A líder do One Nation, Pauline Hanson, afirmou em um discurso no National Press Club, em Canberra, que a Austrália deve ser monocultural, reduzir a imigração e apoiar energia nuclear. O objetivo, segundo ela, é promover estabilidade econômica e social.
Hanson defendeu ampliar o uso de carvão e gás, manter a coalizão com empresas e reduzir o papel do governo em áreas regulatórias. Ela sugeriu encerrar o SBS e reduzir gastos da ABC, além de reverter políticas de licenças e direitos trabalhistas.
A fala ocorreu diante de um público lotado e de repostas do setor público, que costuma analisar propostas de políticas públicas com cautela. A líder ressaltou que o país deve fortalecer alianças internacionais, apesar de críticas à imigração.

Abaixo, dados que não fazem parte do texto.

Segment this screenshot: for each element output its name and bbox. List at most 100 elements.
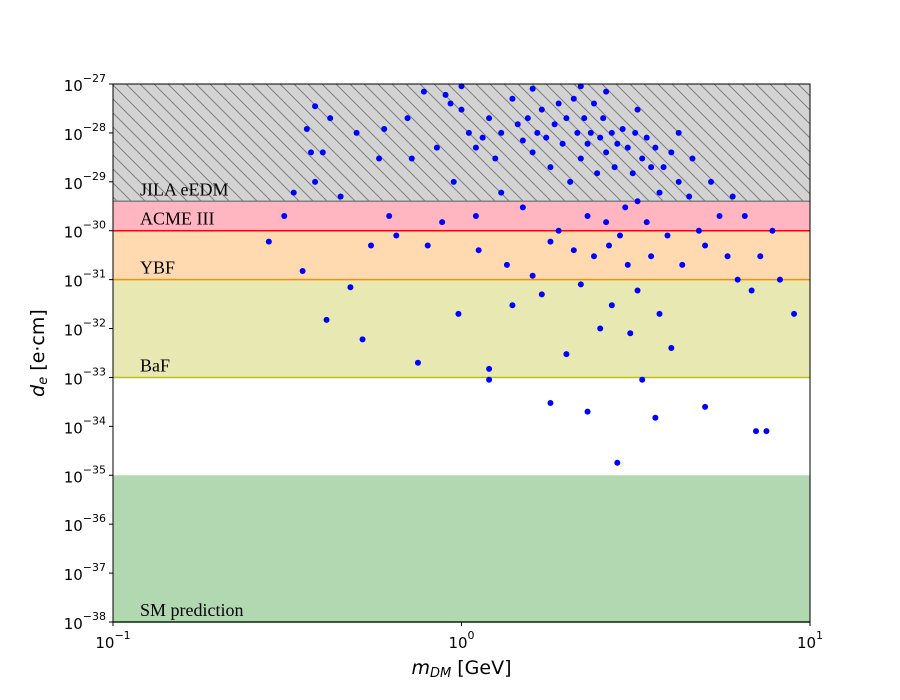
band-label: SM prediction bbox=[140, 600, 244, 620]
data-point bbox=[656, 189, 663, 196]
data-point bbox=[353, 129, 360, 136]
data-point bbox=[509, 95, 516, 102]
data-point bbox=[584, 213, 591, 220]
data-point bbox=[359, 336, 366, 343]
data-point bbox=[664, 232, 671, 239]
data-point bbox=[622, 204, 629, 211]
data-point bbox=[281, 213, 288, 220]
data-point bbox=[319, 149, 326, 156]
data-point bbox=[791, 310, 798, 317]
data-point bbox=[652, 144, 659, 151]
data-point bbox=[675, 178, 682, 185]
data-point bbox=[327, 115, 334, 122]
data-point bbox=[450, 178, 457, 185]
y-axis-label: de [e·cm] bbox=[27, 309, 51, 397]
x-axis-label: mDM [GeV] bbox=[411, 657, 511, 681]
data-point bbox=[424, 242, 431, 249]
band bbox=[113, 230, 810, 280]
data-point bbox=[574, 129, 581, 136]
data-point bbox=[347, 284, 354, 291]
y-tick-label: 10−33 bbox=[64, 365, 106, 388]
data-point bbox=[337, 193, 344, 200]
data-point bbox=[581, 115, 588, 122]
data-point bbox=[472, 213, 479, 220]
data-point bbox=[458, 106, 465, 113]
data-point bbox=[611, 164, 618, 171]
data-point bbox=[629, 170, 636, 177]
data-point bbox=[776, 276, 783, 283]
data-point bbox=[458, 83, 465, 90]
data-point bbox=[608, 302, 615, 309]
y-tick-label: 10−35 bbox=[64, 463, 106, 486]
data-point bbox=[408, 155, 415, 162]
data-point bbox=[543, 134, 550, 141]
data-point bbox=[567, 178, 574, 185]
data-point bbox=[591, 253, 598, 260]
data-point bbox=[716, 213, 723, 220]
data-point bbox=[498, 129, 505, 136]
data-point bbox=[597, 134, 604, 141]
data-point bbox=[639, 376, 646, 383]
band-label: YBF bbox=[140, 258, 175, 278]
data-point bbox=[486, 365, 493, 372]
band-hatch bbox=[113, 84, 810, 202]
data-point bbox=[514, 121, 521, 128]
data-point bbox=[393, 232, 400, 239]
data-point bbox=[686, 193, 693, 200]
x-tick-label: 10−1 bbox=[95, 629, 130, 652]
data-point bbox=[404, 115, 411, 122]
data-point bbox=[656, 310, 663, 317]
data-point bbox=[584, 140, 591, 147]
y-tick-label: 10−37 bbox=[64, 561, 106, 584]
band-label: BaF bbox=[140, 355, 170, 375]
data-point bbox=[290, 189, 297, 196]
data-point bbox=[559, 140, 566, 147]
data-point bbox=[386, 213, 393, 220]
x-tick-label: 101 bbox=[797, 629, 823, 652]
data-point bbox=[519, 204, 526, 211]
data-point bbox=[591, 100, 598, 107]
data-point bbox=[368, 242, 375, 249]
data-point bbox=[442, 91, 449, 98]
data-point bbox=[381, 126, 388, 133]
data-point bbox=[614, 459, 621, 466]
data-point bbox=[734, 276, 741, 283]
data-point bbox=[472, 144, 479, 151]
data-point bbox=[465, 129, 472, 136]
data-point bbox=[563, 115, 570, 122]
band-label: ACME III bbox=[140, 209, 215, 229]
data-point bbox=[538, 291, 545, 298]
data-point bbox=[603, 149, 610, 156]
data-point bbox=[634, 198, 641, 205]
y-tick-label: 10−38 bbox=[64, 610, 106, 633]
data-point bbox=[675, 129, 682, 136]
data-point bbox=[577, 155, 584, 162]
data-point bbox=[603, 88, 610, 95]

Entre as propostas, a candidata sinalizou cortes em departamentos de mudanças climáticas e assuntos indígenas, com maior intervenção governamental na regulação de IA. Ela afirmou manter a linha dura contra o que chamou de ideologias iliberais.
Durante a sessão de perguntas, a reportagem do Guardian Australia, Sarah Martin, questionou sobre ligações com a filha de Hanson e com um senador local. A líder reagiu, afirmando que a jornalista tem obceção com a família e com financiadores do partido.
Em seguida, a editora política da SBS, Anna Henderson, recebeu uma pergunta e Hanson indicou que poderia haver impacto profissional caso o partido chegue ao poder. A resposta gerou debates sobre liberdade de imprensa e pressões políticas.
A apresentação da líder do One Nation gerou comparações com estratégias de demagogia vistas em outros contextos políticos. Especialistas destacaram que o posicionamento apresenta risco de erosão de políticas públicas fundamentadas em dados.
Promotores de políticas públicas destacam a necessidade de foco em evidências, transparência e consultas com especialistas. A cobertura do evento reforça a importância de observar propostas sem distorção ou julgos antecipados.
Se a votação acompanhar a tendência atual, a campanha continuará com atenções renovadas sobre a atuação do One Nation e suas propostas em áreas sensíveis como imigração, clima e direitos civis. O tema permanece sob escrutínio público.